The billing clerk of the Home testified that she had difficulty in obtaining the authorization form from the Middlesex County Welfare Board despite many contacts for that purpose. Nevertheless, on December 7, 1972 she forwarded the billing for Ms. Nemis to the Bureau of Claims and Accounts without that welfare authorization. Apparently the welfare board had the case registered in its records but did not comply with her request for the written authorization
form. She recognized that the billing documents of December 7, 1972 were not complete in this respect, and the Local Administrator of the Division testified that he could not proceed with a medical assessment without the welfare eligibility form.
When the Bureau received the billing it in turn forwarded to the Home a computerized error list dated December 8, 1972 which included, among others, the Nemis billing and stated "no status report," with no reference whatever to the welfare eligibility document or the MCNH-7 form. On March 1, 1973 the Home forwarded a letter demonstrating the Medicare status of the patient in substantial compliance with the "status report." At this time the Home did not resubmit a billing statement nor did it have for submission MCNH-7, although the evidence reflects that the Home had the Medicare status data as early as July 26, 1972.
Nothing further was done by the Home or the Division until the administrator of the Home wrote to the Division on March 11, 1974 requesting payment, pointing out that the patient was eligible, that the services were rendered, and that the delay was due in part to turnover of personnel at the Home and the Division.

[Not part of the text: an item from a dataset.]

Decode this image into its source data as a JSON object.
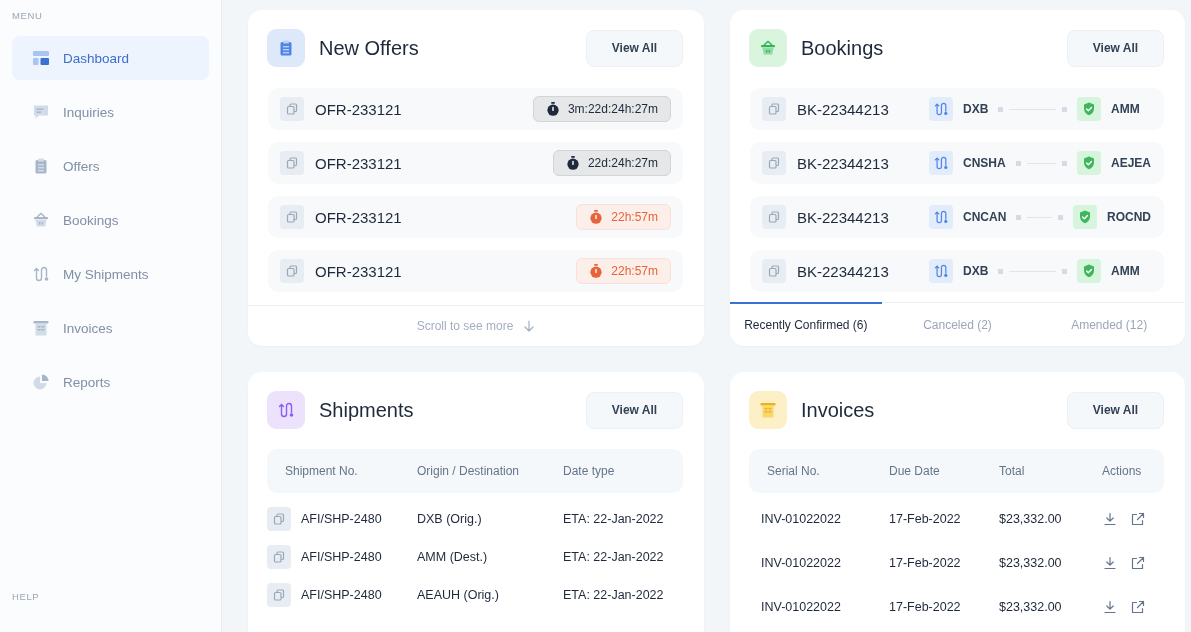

A response to this resubmission was not forthcoming from the Division until November 13, 1974 when the Deputy Director advised the Home administrator that the claim was denied because it was not submitted within the six-month period set forth in Circular Letter No. 16. Thereafter, the Home requested a "Fair Hearing" by the Division, contending that "we did make a sincere effort to submit the proper claim and were unable to do so because we experienced difficulty in obtaining the necessary forms from the local Medical Assistance office." The hearing resulted in the affirmance of the denial and thereafter the pending appeal.
The Division rested its conclusion on the late filing of the status report, as well as the fact that its filing on March 1, 1973 was not accompanied by a new billing statement or MCNH-7. In ...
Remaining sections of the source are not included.